Mahkamah Agung (MA) mengabulkan permohonan jaksa yang menuntut mati anggota kartel narkoba internasional, Yap Wai Choong (34). WN Malaysia ini menjadi mandor pabrik narkoba di Citra Garden, Jakarta Barat. Lalu, kapan jaksa mengeksekusi mati Choong?
Choong masuk ke Indonesia pada 2012 atas suruhan Ah Weh. Choong diberi janji akan diberikan gaji Rp 6 juta ditambah Rp 15 juta per bulan oleh Ah Weh. Sesampainya di Jakarta, Choong lalu menginap di sebuah hotel dan keesokan harinya ia didatangi orang suruhan Ah Weh.
Dalam pertemuan itu, Ah Weh diberi sebuah kunci rumah yang beralamat di Citra Garden. Selidik punya selidik, rumah itu merupakan pabrik narkoba jenis sabu. Setelah itu, Ah Weh terlibat dalam bisnis narkoba itu. Ia menjadi mandor pabrik dan ikut mengedarkan sabu dengan pangsa pasar domestik dan internasional. Pabrik ini dikendalikan langsung dari Malaysia. Pada 28 November 2012, anggota Mabes Polri menggerebek tempat tersebut dan menemukan 210 kg sabu!
SCROLL TO CONTINUE WITH CONTENT
Pada 17 Juli 2013, jaksa meminta pengadilan menjatuhkan hukuman mati kepada Choong. Gayung bersambut, Pengadilan Negeri Jakarta Barat (PN Jakbar) mengabulkan dan menjatuhkan hukuman mati kepada Choong pada 28 Agustus 2013. Hukuman ini dikuatkan oleh Pengadilan Tinggi (PT) Jakarta pada 14 November 2013. Atas putusan ini, Choong mengajukan kasasi tapi kandas.
"Menolak permohonan kasasi Yap Wai Choong," putus MA yang dilansir di websitenya, Senin (29/12/2014).
Duduk sebagai ketua majelis Artidjo Alkostar dengan anggota Surya Jaya dan Sri Murwahyuni. Ketiganya menyatakan hukuman mati masih tetap dimungkinkan dan dibenarkan berdasarkan putusan Mahkamah Konstitusi (MK).
"Terdakwa telah menguasai dan menyimpan narkoba dalam jumlah banyak yakni 210 kg siap edar kepada para bandar dan selanjutnya dijual kepada masyarakat," ujar majelis pada 21 Mei 2014 lalu.
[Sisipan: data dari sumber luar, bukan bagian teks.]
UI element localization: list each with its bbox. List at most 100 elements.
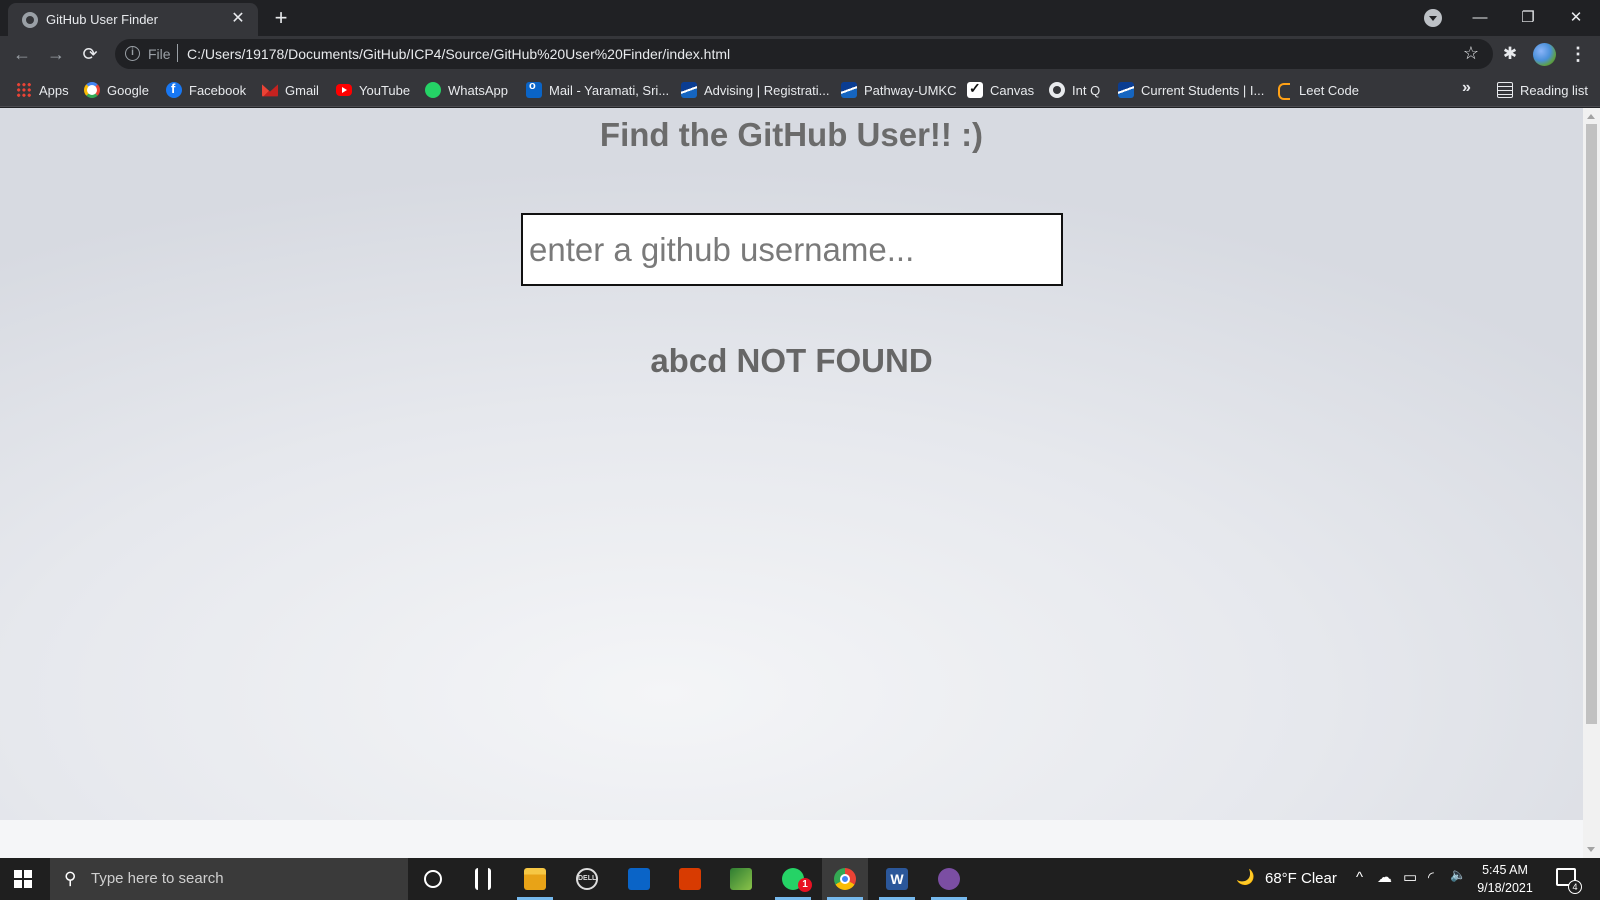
reading-list-button[interactable]: Reading list — [1497, 81, 1588, 99]
forward-button[interactable]: → — [42, 40, 70, 68]
word-icon: W — [886, 868, 908, 890]
bookmarks-bar: Apps Google Facebook Gmail YouTube Whats… — [0, 73, 1600, 107]
minimize-button[interactable]: — — [1460, 4, 1500, 32]
task-view-button[interactable] — [460, 858, 506, 900]
active-tab[interactable]: GitHub User Finder ✕ — [8, 3, 258, 36]
taskbar-search-placeholder: Type here to search — [91, 870, 224, 887]
bookmark-label: Facebook — [189, 82, 247, 98]
chrome-button[interactable] — [822, 858, 868, 900]
bookmark-intq[interactable]: Int Q — [1049, 81, 1100, 99]
bookmark-label: Int Q — [1072, 82, 1101, 98]
bookmarks-overflow-button[interactable]: » — [1462, 79, 1471, 97]
github-desktop-button[interactable] — [926, 858, 972, 900]
reload-button[interactable]: ⟳ — [76, 40, 104, 68]
reading-list-label: Reading list — [1520, 82, 1588, 98]
dell-icon: DELL — [576, 868, 598, 890]
bookmark-whatsapp[interactable]: WhatsApp — [425, 81, 508, 99]
back-button[interactable]: ← — [8, 40, 36, 68]
bookmark-label: WhatsApp — [448, 82, 508, 98]
url-text[interactable]: C:/Users/19178/Documents/GitHub/ICP4/Sou… — [187, 46, 730, 62]
facebook-icon — [166, 81, 182, 98]
github-icon — [938, 868, 960, 890]
browser-menu-icon[interactable]: ⋮ — [1568, 40, 1588, 68]
extensions-puzzle-icon[interactable]: ✱ — [1500, 44, 1520, 64]
browser-toolbar: ← → ⟳ i File C:/Users/19178/Documents/Gi… — [0, 36, 1600, 73]
bookmark-pathway[interactable]: Pathway-UMKC — [841, 81, 956, 99]
bookmark-label: Current Students | I... — [1141, 82, 1265, 98]
search-icon: ⚲ — [64, 869, 77, 888]
url-separator — [177, 44, 178, 62]
bookmark-leetcode[interactable]: Leet Code — [1276, 81, 1359, 100]
bookmark-current-students[interactable]: Current Students | I... — [1118, 81, 1264, 99]
umkc-icon — [681, 82, 697, 98]
outlook-button[interactable] — [616, 858, 662, 900]
chrome-icon — [834, 868, 856, 890]
umkc-icon — [1118, 82, 1134, 98]
volume-icon[interactable]: 🔈 — [1450, 867, 1466, 883]
username-search-input[interactable] — [521, 213, 1063, 286]
tab-title: GitHub User Finder — [46, 12, 158, 27]
page-viewport: Find the GitHub User!! :) abcd NOT FOUND — [0, 108, 1583, 858]
office-icon — [679, 868, 701, 890]
green-app-button[interactable] — [718, 858, 764, 900]
bookmark-label: Pathway-UMKC — [864, 82, 957, 98]
page-title: Find the GitHub User!! :) — [599, 116, 984, 153]
profile-avatar[interactable] — [1533, 43, 1556, 66]
scroll-down-arrow-icon[interactable] — [1587, 847, 1595, 852]
whatsapp-button[interactable]: 1 — [770, 858, 816, 900]
weather-text[interactable]: 68°F Clear — [1265, 870, 1337, 887]
github-icon — [1049, 82, 1065, 98]
system-clock[interactable]: 5:45 AM 9/18/2021 — [1470, 861, 1540, 897]
office-button[interactable] — [667, 858, 713, 900]
restore-button[interactable]: ❐ — [1508, 4, 1548, 32]
youtube-icon — [336, 84, 352, 96]
bookmark-facebook[interactable]: Facebook — [166, 81, 246, 99]
bookmark-youtube[interactable]: YouTube — [336, 81, 410, 99]
globe-icon — [22, 12, 38, 28]
bookmark-advising[interactable]: Advising | Registrati... — [681, 81, 829, 99]
bookmark-mail[interactable]: Mail - Yaramati, Sri... — [526, 80, 670, 99]
scrollbar-thumb[interactable] — [1586, 124, 1597, 724]
wifi-icon[interactable]: ◜ — [1428, 868, 1434, 886]
windows-start-icon[interactable] — [14, 870, 32, 888]
scroll-up-arrow-icon[interactable] — [1587, 114, 1595, 119]
bookmark-gmail[interactable]: Gmail — [262, 81, 319, 99]
new-tab-button[interactable]: + — [268, 5, 294, 31]
battery-icon[interactable]: ▭ — [1403, 868, 1417, 886]
bookmark-apps[interactable]: Apps — [16, 81, 69, 99]
bookmark-label: Apps — [39, 82, 69, 98]
notifications-count: 4 — [1568, 880, 1582, 894]
bookmark-canvas[interactable]: Canvas — [967, 80, 1035, 99]
bookmark-google[interactable]: Google — [84, 81, 149, 99]
folder-icon — [524, 868, 546, 890]
bookmark-label: Canvas — [990, 82, 1035, 98]
cloud-icon[interactable]: ☁ — [1377, 868, 1392, 886]
google-icon — [84, 82, 100, 98]
info-icon[interactable]: i — [125, 46, 140, 61]
address-bar[interactable]: i File C:/Users/19178/Documents/GitHub/I… — [115, 39, 1493, 69]
bookmark-label: Leet Code — [1299, 82, 1359, 98]
dell-app-button[interactable]: DELL — [564, 858, 610, 900]
bookmark-label: Advising | Registrati... — [704, 82, 830, 98]
cortana-button[interactable] — [410, 858, 456, 900]
tab-search-icon[interactable] — [1424, 9, 1442, 27]
window-close-button[interactable]: ✕ — [1556, 4, 1596, 32]
word-button[interactable]: W — [874, 858, 920, 900]
bookmark-star-icon[interactable]: ☆ — [1463, 43, 1479, 64]
clock-time: 5:45 AM — [1482, 863, 1528, 877]
page-scrollbar[interactable] — [1583, 108, 1600, 858]
outlook-icon — [628, 868, 650, 890]
taskbar-search-box[interactable]: ⚲ Type here to search — [50, 858, 408, 900]
task-view-icon — [475, 868, 491, 890]
windows-taskbar: ⚲ Type here to search DELL 1 W 🌙 68°F Cl… — [0, 858, 1600, 900]
moon-icon: 🌙 — [1236, 869, 1255, 886]
bookmark-label: Mail - Yaramati, Sri... — [549, 82, 670, 98]
reading-list-icon — [1497, 82, 1513, 98]
tab-strip: GitHub User Finder ✕ + — ❐ ✕ — [0, 0, 1600, 36]
whatsapp-icon — [425, 82, 441, 98]
tab-close-icon[interactable]: ✕ — [228, 9, 248, 29]
file-explorer-button[interactable] — [512, 858, 558, 900]
umkc-icon — [841, 82, 857, 98]
bookmark-label: Gmail — [285, 82, 319, 98]
chevron-up-icon[interactable]: ^ — [1356, 869, 1363, 886]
Setelah mengantongi putusan berkekuatan hukum tetap, lantas kapan Choong dieksekusi mati? Berdasarkan catatan detikcom, jaksa enggan melaksanakan putusan meski pengadilan telah memenuhi tuntutannya. Ambil contoh di kasus pabrik narkoba terbesar di Asia, aparat membekuk 9 orang pengelola pada 2006.
Jaksa mengajukan tuntutan mati kepada mereka. Tapi setelah dipenuhi pengadilan, salah satu terpidana, Benny, malah dibiarkan hidup oleh jaksa di LP Pasir Putih. Gara-gara tidak ditembak mati jaksa, Benny kembali membangun pabrik narkoba dengan mengendalikan dari balik penjara.
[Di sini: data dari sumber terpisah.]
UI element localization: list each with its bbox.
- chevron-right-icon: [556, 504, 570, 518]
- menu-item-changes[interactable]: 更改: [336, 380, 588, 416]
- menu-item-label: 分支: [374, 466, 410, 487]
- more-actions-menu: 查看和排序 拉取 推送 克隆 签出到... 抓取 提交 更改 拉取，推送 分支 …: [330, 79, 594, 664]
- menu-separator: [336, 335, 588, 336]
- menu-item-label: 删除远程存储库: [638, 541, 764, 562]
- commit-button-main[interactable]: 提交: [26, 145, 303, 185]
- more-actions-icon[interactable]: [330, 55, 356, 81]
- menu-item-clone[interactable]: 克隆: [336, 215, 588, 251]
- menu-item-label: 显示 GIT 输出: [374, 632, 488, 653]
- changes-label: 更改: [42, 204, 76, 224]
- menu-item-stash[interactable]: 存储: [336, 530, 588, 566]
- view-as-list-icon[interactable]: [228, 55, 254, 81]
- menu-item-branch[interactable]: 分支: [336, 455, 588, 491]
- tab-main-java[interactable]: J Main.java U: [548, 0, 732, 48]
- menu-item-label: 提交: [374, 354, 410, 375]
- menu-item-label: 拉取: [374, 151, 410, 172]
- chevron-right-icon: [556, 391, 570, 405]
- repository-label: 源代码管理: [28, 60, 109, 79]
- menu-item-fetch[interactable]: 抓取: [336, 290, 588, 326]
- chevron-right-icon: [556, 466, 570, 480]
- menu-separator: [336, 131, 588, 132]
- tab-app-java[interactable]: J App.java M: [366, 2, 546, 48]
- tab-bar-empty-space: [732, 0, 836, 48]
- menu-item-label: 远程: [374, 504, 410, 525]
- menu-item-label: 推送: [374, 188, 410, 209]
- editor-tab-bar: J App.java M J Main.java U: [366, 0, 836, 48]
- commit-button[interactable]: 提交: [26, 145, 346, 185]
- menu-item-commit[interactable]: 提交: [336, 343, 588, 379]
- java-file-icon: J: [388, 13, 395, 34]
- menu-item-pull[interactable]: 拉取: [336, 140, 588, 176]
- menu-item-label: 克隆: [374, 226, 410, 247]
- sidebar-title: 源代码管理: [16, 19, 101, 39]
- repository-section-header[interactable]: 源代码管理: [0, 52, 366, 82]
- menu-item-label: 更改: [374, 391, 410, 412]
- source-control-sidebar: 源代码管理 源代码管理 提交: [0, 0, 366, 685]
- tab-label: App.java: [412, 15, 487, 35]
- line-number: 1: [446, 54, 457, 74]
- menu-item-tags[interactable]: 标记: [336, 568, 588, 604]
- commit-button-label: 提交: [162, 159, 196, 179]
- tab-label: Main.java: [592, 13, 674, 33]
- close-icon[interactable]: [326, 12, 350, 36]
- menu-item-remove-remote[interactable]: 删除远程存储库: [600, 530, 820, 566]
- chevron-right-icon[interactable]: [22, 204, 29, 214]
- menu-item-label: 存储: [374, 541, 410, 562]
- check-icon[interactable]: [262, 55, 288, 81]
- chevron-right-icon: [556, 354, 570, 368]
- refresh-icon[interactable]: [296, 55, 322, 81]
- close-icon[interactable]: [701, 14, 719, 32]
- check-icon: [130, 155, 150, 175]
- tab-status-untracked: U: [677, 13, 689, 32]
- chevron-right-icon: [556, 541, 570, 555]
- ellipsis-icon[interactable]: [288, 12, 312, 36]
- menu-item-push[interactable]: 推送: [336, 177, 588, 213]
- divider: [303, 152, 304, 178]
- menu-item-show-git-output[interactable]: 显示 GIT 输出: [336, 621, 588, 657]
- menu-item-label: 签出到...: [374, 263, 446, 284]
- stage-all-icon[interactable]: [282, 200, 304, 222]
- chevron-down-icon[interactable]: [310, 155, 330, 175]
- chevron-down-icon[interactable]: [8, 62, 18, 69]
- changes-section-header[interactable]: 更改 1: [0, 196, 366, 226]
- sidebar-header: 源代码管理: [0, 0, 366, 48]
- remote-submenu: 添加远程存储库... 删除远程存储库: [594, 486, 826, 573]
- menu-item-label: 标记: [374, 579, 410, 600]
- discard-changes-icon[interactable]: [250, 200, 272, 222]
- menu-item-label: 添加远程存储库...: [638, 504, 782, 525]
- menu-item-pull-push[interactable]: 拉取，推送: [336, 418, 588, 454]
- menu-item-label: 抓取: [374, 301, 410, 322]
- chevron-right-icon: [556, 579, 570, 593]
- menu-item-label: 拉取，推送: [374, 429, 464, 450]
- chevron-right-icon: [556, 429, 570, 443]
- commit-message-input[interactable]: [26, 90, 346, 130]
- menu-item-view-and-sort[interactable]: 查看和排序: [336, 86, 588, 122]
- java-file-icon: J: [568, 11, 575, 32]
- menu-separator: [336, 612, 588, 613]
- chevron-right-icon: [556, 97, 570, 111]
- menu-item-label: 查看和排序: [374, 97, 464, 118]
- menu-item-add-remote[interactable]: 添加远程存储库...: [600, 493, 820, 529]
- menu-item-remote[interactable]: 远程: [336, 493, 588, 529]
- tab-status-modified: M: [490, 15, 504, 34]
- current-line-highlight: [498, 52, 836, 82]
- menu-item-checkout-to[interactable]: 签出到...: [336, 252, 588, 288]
Jaksa juga sudah satu dasawarsa lebih tidak mengeksekusi mati A Yam, Denny dan Jun Hau yang membangun pabrik ekstasi terbesar se-Asia Tenggara di Batam. Padahal pada Juni 2003, jaksa menuntut A Yam dkk dengan hukuman mati. Tapi lagi-lagi setelah dipenuhi pengadilan permintaan itu, jaksa tidak segera melaksanakannya.
Lalu bagaimana dengan kasus Bali Nine? Jaksa juga menuntut Myuran Sukumaran dan Andrew Chan dihukum mati pada Januari 2006. Tapi lagi-lagi, jaksa hingga saat ini tidak kunjung melaksanakan putusan pengadilan yang mengabulkan tuntutannya dengan alasan terdakwa masih mengajukan peninjauan kembali (PK).